The results are presented in three sections examining how amygdala connectivity at baseline 1) differed between patients and healthy comparison subjects, 2) related to overall treatment response in patients, controlling for ABMT effects, and 3) related to ABMT-specific treatment effects. In the main text, connectivity findings are highlighted where consistent associations emerged across these three sets of analyses; this convergence occurred only for right amygdala connectivity. Other notable results appear in the data supplement, including between-group comparisons for amygdala activation, associations of age and sex with brain function, treatment-related changes in brain function, and differences in brain function related to clinical indices beyond either diagnosis or PARS treatment response.

Across all analyses, significant clusters were identified using both whole brain and region-of- interest approaches. With an initial threshold of p<0.005 followed by a gray matter-masked cluster correction, a whole brain cluster threshold of 1,063 mm³ was needed for a correction of p<0.05. This threshold was determined using 10,000 Monte Carlo simulations in AFNI’s 3dClustSim tool with the autocorrelation function correction. Based on findings from previous imaging studies with the dot-probe task, a region-of-interest approach was used to test for significant results specifically in the prefrontal cortex and the insula (14–16, 24). The cluster-wise threshold for the prefrontal cortex was based on a single prefrontal cortex mask, used in a previous study with the dot-probe task (24), that encompassed gray matter voxels anterior to a plane drawn at y=0 perpendicular to the anterior commissure-posterior commissure line. Also as in previous studies with the dot-probe task (15), the threshold for the right and left insulae was defined based on the insula Talairach Daemon atlas in AFNI. 3dClustSim produced a cluster-wise threshold size of 734 mm³ for the prefrontal cortex and 203 mm³ for each insula, for a correction of p<0.05. The group maps were also thresholded to include only data for which 90% of participants had valid data. All Talairach coordinates are presented in the left-posterior-inferior convention.
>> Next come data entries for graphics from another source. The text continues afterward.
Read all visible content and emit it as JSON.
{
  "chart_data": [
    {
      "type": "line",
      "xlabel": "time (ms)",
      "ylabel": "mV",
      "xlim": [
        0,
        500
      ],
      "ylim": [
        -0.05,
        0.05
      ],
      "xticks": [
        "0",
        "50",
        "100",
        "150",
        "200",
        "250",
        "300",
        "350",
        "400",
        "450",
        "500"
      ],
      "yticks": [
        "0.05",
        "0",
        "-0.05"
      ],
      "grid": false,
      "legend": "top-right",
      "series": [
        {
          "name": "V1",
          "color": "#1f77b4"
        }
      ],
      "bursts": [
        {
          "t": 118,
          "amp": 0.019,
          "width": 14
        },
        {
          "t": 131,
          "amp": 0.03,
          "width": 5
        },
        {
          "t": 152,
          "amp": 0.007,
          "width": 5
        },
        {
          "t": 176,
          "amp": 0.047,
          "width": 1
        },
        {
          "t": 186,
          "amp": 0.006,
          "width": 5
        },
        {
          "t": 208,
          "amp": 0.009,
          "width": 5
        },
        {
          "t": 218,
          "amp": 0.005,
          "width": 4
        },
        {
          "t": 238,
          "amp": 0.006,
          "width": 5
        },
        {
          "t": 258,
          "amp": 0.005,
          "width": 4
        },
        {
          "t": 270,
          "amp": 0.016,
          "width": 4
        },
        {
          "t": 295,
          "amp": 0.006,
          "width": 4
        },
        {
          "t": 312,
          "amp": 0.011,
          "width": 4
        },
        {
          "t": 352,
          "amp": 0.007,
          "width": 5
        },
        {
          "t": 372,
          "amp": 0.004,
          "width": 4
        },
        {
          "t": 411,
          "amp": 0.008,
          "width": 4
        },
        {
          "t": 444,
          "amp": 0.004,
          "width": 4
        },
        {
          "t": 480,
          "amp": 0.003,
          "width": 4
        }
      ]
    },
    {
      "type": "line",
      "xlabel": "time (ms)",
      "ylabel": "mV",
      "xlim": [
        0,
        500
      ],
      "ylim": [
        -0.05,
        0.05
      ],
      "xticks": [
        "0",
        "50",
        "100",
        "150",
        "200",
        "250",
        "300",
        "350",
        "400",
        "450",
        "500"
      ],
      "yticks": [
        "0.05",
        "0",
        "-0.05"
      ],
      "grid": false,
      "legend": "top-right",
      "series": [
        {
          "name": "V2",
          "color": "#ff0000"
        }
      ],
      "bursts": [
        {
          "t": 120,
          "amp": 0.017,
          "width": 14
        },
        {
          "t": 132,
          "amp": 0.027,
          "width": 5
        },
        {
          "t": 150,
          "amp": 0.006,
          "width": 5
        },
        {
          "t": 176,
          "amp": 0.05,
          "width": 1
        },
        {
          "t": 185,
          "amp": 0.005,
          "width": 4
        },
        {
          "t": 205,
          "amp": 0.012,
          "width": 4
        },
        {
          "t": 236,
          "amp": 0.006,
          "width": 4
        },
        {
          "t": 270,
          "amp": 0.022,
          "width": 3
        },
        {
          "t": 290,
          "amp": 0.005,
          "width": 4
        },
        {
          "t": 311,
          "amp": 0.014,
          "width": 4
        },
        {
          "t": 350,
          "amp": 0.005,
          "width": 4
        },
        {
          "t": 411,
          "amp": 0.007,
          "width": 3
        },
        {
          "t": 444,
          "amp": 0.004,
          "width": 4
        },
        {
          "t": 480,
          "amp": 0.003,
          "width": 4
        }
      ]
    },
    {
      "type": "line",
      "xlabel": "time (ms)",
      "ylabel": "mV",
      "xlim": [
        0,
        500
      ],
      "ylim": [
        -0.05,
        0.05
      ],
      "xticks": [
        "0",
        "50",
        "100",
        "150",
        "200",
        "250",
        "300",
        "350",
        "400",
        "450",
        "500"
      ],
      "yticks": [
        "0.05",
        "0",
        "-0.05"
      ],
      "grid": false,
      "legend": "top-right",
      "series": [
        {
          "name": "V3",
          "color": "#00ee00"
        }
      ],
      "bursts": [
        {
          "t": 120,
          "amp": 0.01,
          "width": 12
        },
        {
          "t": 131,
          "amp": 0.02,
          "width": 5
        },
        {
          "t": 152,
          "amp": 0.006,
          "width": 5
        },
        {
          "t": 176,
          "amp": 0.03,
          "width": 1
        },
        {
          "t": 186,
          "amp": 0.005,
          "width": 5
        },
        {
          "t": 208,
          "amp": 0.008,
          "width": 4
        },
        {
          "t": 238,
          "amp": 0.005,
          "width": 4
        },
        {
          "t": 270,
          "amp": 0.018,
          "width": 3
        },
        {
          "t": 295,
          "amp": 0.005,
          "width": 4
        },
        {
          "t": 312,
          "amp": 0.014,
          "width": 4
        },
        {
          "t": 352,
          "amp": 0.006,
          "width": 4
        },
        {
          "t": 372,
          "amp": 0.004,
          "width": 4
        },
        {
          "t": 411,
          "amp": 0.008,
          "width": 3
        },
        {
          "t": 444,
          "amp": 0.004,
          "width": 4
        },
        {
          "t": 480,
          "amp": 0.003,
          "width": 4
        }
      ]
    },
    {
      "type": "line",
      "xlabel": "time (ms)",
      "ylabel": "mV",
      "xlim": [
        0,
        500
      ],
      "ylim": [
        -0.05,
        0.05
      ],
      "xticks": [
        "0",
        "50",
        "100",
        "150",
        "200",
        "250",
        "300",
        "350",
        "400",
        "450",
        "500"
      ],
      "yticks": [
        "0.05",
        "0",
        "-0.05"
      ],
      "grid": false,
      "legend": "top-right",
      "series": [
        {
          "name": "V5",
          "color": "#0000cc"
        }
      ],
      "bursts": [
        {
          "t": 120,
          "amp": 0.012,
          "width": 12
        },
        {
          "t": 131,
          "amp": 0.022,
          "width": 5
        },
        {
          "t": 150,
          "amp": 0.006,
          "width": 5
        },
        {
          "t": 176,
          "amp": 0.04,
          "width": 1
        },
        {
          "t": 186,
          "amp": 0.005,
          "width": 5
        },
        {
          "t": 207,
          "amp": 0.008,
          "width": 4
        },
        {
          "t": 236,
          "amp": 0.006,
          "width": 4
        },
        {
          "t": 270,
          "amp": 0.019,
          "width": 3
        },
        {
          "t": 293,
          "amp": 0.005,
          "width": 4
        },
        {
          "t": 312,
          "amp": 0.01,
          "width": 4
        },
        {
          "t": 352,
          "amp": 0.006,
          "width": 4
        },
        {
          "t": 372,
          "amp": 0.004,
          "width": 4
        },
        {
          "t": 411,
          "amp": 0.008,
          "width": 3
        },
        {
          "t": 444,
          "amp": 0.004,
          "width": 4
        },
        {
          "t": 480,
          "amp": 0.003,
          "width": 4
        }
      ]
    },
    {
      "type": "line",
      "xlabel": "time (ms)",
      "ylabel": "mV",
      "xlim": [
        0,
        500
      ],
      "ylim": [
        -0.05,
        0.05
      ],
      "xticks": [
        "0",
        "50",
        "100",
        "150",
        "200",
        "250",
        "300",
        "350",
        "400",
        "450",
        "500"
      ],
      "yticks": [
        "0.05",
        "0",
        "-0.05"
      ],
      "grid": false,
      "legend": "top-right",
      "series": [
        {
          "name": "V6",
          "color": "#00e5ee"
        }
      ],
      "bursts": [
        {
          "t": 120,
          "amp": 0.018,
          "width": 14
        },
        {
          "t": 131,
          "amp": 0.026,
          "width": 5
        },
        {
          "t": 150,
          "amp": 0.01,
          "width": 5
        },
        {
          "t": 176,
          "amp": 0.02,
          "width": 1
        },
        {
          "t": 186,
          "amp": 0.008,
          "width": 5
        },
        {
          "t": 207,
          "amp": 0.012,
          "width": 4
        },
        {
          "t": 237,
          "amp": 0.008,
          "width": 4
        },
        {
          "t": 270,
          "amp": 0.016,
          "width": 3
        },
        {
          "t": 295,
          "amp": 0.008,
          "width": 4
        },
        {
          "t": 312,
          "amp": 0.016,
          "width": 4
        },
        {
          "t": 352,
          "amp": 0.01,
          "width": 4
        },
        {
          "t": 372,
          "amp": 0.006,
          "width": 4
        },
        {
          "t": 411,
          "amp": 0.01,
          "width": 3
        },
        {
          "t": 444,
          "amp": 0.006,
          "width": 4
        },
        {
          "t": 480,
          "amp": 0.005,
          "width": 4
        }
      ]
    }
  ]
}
The first imaging analyses examined amygdala-based connectivity using individual- level connectivity values (PPI coefficients) for 105 participants (54 patients and 51 healthy comparison subjects). Connectivity values were subjected to a linear mixed-effects model using AFNI’s 3dMVM program (25) with baseline group (patients, healthy comparison subjects) as a between-subject variable and task condition (congruent, incongruent, neutral) as the within-subject variable.
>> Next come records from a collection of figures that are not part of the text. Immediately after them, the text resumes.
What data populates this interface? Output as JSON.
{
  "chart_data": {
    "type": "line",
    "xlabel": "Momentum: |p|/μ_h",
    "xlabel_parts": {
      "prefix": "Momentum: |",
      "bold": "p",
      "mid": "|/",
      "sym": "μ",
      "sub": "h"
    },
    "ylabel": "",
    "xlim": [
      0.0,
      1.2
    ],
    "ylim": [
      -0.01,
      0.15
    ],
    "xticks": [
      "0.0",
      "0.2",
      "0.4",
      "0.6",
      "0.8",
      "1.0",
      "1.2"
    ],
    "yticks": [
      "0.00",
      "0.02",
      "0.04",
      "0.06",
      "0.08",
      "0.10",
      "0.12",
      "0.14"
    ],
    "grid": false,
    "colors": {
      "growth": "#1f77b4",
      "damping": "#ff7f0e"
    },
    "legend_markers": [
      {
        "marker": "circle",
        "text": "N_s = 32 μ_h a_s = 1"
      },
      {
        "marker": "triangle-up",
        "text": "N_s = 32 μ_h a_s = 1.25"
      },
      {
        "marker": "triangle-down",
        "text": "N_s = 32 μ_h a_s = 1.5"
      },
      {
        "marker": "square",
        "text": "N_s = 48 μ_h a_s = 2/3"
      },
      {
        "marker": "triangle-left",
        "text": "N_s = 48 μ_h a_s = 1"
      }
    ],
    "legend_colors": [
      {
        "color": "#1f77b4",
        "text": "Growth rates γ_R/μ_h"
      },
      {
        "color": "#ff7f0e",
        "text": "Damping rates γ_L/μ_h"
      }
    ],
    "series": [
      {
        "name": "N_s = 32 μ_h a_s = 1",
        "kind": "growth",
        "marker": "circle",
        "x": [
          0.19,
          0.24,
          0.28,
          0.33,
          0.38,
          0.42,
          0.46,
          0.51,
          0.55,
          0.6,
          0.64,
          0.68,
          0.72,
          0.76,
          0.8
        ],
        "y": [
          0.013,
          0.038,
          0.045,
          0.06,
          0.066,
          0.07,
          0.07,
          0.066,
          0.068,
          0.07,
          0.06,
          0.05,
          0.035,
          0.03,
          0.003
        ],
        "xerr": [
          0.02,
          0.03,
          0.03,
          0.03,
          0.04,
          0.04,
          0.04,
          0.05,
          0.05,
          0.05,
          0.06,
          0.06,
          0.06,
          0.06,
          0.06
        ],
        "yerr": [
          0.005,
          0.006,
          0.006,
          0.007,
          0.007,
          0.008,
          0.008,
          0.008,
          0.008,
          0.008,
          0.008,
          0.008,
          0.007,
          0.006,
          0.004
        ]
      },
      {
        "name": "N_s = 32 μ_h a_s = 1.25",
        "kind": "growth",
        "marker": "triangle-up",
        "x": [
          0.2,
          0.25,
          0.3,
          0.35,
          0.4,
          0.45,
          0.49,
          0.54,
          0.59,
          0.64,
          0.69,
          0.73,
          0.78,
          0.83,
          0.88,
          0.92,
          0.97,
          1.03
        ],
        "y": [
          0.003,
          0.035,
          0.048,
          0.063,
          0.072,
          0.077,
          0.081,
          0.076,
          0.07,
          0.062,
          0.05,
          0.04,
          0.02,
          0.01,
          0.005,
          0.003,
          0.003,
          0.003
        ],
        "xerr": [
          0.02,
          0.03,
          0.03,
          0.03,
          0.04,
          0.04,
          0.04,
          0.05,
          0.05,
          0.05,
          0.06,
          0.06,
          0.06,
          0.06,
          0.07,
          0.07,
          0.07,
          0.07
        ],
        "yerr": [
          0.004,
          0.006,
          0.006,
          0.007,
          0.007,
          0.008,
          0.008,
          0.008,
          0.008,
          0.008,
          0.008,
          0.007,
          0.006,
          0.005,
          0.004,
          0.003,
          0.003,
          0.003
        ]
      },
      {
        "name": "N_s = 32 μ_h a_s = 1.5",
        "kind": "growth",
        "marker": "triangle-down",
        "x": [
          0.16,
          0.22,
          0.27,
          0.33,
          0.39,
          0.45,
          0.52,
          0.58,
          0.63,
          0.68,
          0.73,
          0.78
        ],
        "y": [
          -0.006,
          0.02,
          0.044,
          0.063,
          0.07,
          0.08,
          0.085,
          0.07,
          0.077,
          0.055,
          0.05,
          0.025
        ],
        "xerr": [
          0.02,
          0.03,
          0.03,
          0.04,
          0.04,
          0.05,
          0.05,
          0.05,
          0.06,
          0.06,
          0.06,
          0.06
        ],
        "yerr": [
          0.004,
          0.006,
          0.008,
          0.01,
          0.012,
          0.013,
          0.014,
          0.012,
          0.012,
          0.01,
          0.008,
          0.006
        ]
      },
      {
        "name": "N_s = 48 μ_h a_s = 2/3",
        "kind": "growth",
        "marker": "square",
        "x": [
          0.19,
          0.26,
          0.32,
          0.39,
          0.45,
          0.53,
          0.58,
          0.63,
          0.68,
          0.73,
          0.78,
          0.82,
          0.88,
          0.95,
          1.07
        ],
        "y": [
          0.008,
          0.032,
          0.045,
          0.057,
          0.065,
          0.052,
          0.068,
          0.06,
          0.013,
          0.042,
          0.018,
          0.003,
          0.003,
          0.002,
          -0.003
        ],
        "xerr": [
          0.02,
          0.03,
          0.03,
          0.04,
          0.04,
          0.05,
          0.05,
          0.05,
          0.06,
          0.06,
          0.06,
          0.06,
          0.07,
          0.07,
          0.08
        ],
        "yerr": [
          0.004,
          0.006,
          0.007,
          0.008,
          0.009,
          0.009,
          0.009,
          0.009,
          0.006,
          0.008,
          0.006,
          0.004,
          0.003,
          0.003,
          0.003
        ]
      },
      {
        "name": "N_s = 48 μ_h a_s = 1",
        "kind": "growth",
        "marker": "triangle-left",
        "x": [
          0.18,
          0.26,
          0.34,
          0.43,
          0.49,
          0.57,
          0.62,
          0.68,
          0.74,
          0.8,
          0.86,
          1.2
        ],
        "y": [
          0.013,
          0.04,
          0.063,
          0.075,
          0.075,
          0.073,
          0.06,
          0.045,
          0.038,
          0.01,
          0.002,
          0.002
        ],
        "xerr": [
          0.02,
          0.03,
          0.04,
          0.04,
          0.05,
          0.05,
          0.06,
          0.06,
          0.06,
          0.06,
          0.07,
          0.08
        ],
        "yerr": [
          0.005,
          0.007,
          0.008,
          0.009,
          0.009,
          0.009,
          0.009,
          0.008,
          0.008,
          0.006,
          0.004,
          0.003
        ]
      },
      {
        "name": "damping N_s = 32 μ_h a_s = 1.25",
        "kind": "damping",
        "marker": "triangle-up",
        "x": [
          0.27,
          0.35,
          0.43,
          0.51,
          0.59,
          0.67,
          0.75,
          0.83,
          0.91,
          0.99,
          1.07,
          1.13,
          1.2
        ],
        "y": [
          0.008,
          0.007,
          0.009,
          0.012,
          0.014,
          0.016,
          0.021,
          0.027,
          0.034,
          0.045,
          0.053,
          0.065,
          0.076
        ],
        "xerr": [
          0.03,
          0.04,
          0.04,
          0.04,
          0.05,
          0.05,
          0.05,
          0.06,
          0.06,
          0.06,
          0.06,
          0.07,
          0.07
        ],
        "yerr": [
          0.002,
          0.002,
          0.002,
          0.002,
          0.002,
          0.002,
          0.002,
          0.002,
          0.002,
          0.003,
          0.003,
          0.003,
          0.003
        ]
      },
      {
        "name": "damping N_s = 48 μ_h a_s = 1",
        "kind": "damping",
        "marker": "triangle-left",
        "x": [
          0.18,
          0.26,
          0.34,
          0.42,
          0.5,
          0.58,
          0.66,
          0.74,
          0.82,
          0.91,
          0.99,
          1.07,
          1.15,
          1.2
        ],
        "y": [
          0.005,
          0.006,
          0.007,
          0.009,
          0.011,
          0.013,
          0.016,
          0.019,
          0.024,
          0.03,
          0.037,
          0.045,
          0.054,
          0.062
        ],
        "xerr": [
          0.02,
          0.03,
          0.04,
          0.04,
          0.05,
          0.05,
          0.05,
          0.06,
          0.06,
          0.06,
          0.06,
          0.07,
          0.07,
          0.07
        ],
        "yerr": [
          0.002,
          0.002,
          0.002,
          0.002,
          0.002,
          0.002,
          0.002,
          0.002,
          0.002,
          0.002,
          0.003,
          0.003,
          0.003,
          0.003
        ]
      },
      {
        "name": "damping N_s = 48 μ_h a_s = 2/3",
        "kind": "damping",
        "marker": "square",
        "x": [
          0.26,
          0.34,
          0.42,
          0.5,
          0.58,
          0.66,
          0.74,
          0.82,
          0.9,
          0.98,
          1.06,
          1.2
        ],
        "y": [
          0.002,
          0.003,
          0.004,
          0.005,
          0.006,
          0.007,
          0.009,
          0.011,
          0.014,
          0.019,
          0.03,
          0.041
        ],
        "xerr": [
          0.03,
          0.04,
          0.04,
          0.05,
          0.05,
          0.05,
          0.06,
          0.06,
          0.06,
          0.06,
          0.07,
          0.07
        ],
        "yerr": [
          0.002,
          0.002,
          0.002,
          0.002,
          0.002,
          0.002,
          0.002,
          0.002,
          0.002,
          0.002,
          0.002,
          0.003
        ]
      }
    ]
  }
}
The next imaging analyses examined relationships between connectivity and treatment response in 40 patients who had both usable pretreatment dot-probe fMRI data and a posttreatment clinical assessment. This set of analyses also used 3dMVM; posttreatment PARS rating was entered as a continuous variable, ABMT group (active, placebo) as a between-subject variable, and PPI coefficients for task condition (congruent, incongruent, neutral) as the within-subject variable. To control for baseline anxiety, pretreatment PARS rating was entered as a covariate.
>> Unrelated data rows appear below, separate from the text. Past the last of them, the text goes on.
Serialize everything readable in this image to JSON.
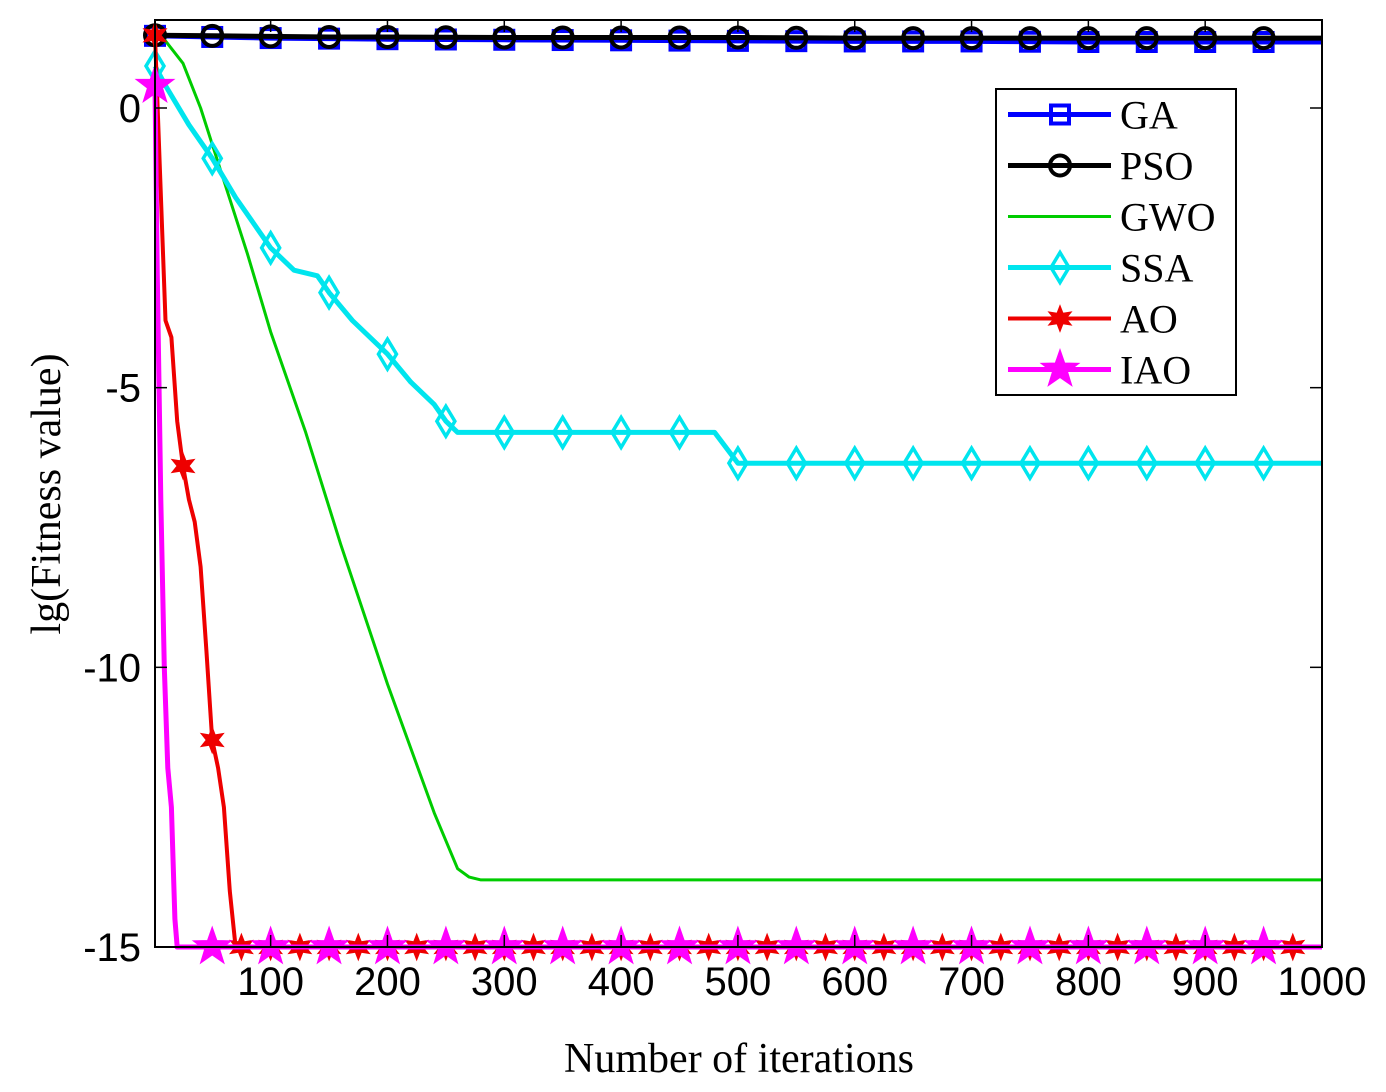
{
  "chart_data": {
    "type": "line",
    "title": "",
    "xlabel": "Number of iterations",
    "ylabel": "lg(Fitness value)",
    "xlim": [
      1,
      1000
    ],
    "ylim": [
      -15,
      1.3
    ],
    "xticks": [
      100,
      200,
      300,
      400,
      500,
      600,
      700,
      800,
      900,
      1000
    ],
    "xtick_labels": [
      "100",
      "200",
      "300",
      "400",
      "500",
      "600",
      "700",
      "800",
      "900",
      "1000"
    ],
    "yticks": [
      0,
      -5,
      -10,
      -15
    ],
    "ytick_labels": [
      "0",
      "-5",
      "-10",
      "-15"
    ],
    "grid": false,
    "legend_position": "top-right",
    "series": [
      {
        "name": "GA",
        "color": "#0000ff",
        "marker": "square",
        "line_width": "thick",
        "x": [
          1,
          50,
          100,
          150,
          200,
          300,
          400,
          500,
          600,
          700,
          800,
          900,
          1000
        ],
        "y": [
          1.29,
          1.27,
          1.25,
          1.24,
          1.23,
          1.22,
          1.21,
          1.2,
          1.19,
          1.19,
          1.18,
          1.18,
          1.18
        ],
        "marker_x": [
          1,
          50,
          100,
          150,
          200,
          250,
          300,
          350,
          400,
          450,
          500,
          550,
          600,
          650,
          700,
          750,
          800,
          850,
          900,
          950
        ]
      },
      {
        "name": "PSO",
        "color": "#000000",
        "marker": "circle",
        "line_width": "thick",
        "x": [
          1,
          50,
          100,
          150,
          200,
          300,
          400,
          500,
          600,
          700,
          800,
          900,
          1000
        ],
        "y": [
          1.3,
          1.29,
          1.28,
          1.27,
          1.27,
          1.26,
          1.26,
          1.26,
          1.25,
          1.25,
          1.25,
          1.25,
          1.25
        ],
        "marker_x": [
          1,
          50,
          100,
          150,
          200,
          250,
          300,
          350,
          400,
          450,
          500,
          550,
          600,
          650,
          700,
          750,
          800,
          850,
          900,
          950
        ]
      },
      {
        "name": "GWO",
        "color": "#00cc00",
        "marker": "none",
        "line_width": "thin",
        "x": [
          1,
          10,
          25,
          40,
          60,
          80,
          100,
          130,
          160,
          200,
          240,
          260,
          270,
          280,
          300,
          1000
        ],
        "y": [
          1.25,
          1.2,
          0.8,
          0.0,
          -1.3,
          -2.6,
          -4.0,
          -5.8,
          -7.8,
          -10.3,
          -12.6,
          -13.6,
          -13.75,
          -13.8,
          -13.8,
          -13.8
        ],
        "marker_x": []
      },
      {
        "name": "SSA",
        "color": "#00e5ee",
        "marker": "diamond",
        "line_width": "thick",
        "x": [
          1,
          10,
          30,
          50,
          70,
          100,
          120,
          140,
          150,
          170,
          200,
          220,
          240,
          250,
          260,
          300,
          480,
          500,
          1000
        ],
        "y": [
          0.75,
          0.4,
          -0.3,
          -0.9,
          -1.6,
          -2.5,
          -2.9,
          -3.0,
          -3.3,
          -3.8,
          -4.4,
          -4.9,
          -5.3,
          -5.6,
          -5.8,
          -5.8,
          -5.8,
          -6.35,
          -6.35
        ],
        "marker_x": [
          1,
          50,
          100,
          150,
          200,
          250,
          300,
          350,
          400,
          450,
          500,
          550,
          600,
          650,
          700,
          750,
          800,
          850,
          900,
          950
        ]
      },
      {
        "name": "AO",
        "color": "#ee0000",
        "marker": "hexstar",
        "line_width": "medium",
        "x": [
          1,
          5,
          10,
          15,
          20,
          25,
          30,
          35,
          40,
          45,
          50,
          55,
          60,
          65,
          70,
          75,
          80,
          1000
        ],
        "y": [
          1.3,
          -1.0,
          -3.8,
          -4.1,
          -5.6,
          -6.4,
          -7.0,
          -7.4,
          -8.2,
          -9.7,
          -11.3,
          -11.8,
          -12.5,
          -14.0,
          -15.0,
          -15.0,
          -15.0,
          -15.0
        ],
        "marker_x": [
          1,
          25,
          50,
          75,
          100,
          125,
          150,
          175,
          200,
          225,
          250,
          275,
          300,
          325,
          350,
          375,
          400,
          425,
          450,
          475,
          500,
          525,
          550,
          575,
          600,
          625,
          650,
          675,
          700,
          725,
          750,
          775,
          800,
          825,
          850,
          875,
          900,
          925,
          950,
          975
        ]
      },
      {
        "name": "IAO",
        "color": "#ff00ff",
        "marker": "star",
        "line_width": "thick",
        "x": [
          1,
          3,
          6,
          9,
          12,
          15,
          18,
          20,
          50,
          1000
        ],
        "y": [
          0.4,
          -3.0,
          -7.0,
          -10.0,
          -11.8,
          -12.5,
          -14.5,
          -15.0,
          -15.0,
          -15.0
        ],
        "marker_x": [
          1,
          50,
          100,
          150,
          200,
          250,
          300,
          350,
          400,
          450,
          500,
          550,
          600,
          650,
          700,
          750,
          800,
          850,
          900,
          950
        ]
      }
    ]
  }
}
Two interactions were tested within one model to yield two sets of results. First, the two-way condition-by-posttreatment PARS interaction was examined in patients as a group; this result maps connectivity related to overall CBT response, controlling for ABMT group and pretreatment PARS rating. Significant interactions were decomposed using partial correlation analyses between connectivity levels and posttreatment PARS rating. The second result considered connectivity related specifically to ABMT treatment response. This result pertained to the three-way condition-by-ABMT- by-posttreatment PARS rating interaction, mapping connectivity uniquely related to treatment differences in either the active or placebo ABMT group relative to the other group. Post hoc visualization relied on correlations between connectivity levels and posttreatment PARS rating for each of the two ABMT groups. The Fisher r-to-z transformation test was used to test for significant ABMT group differences between correlation coefficient magnitudes.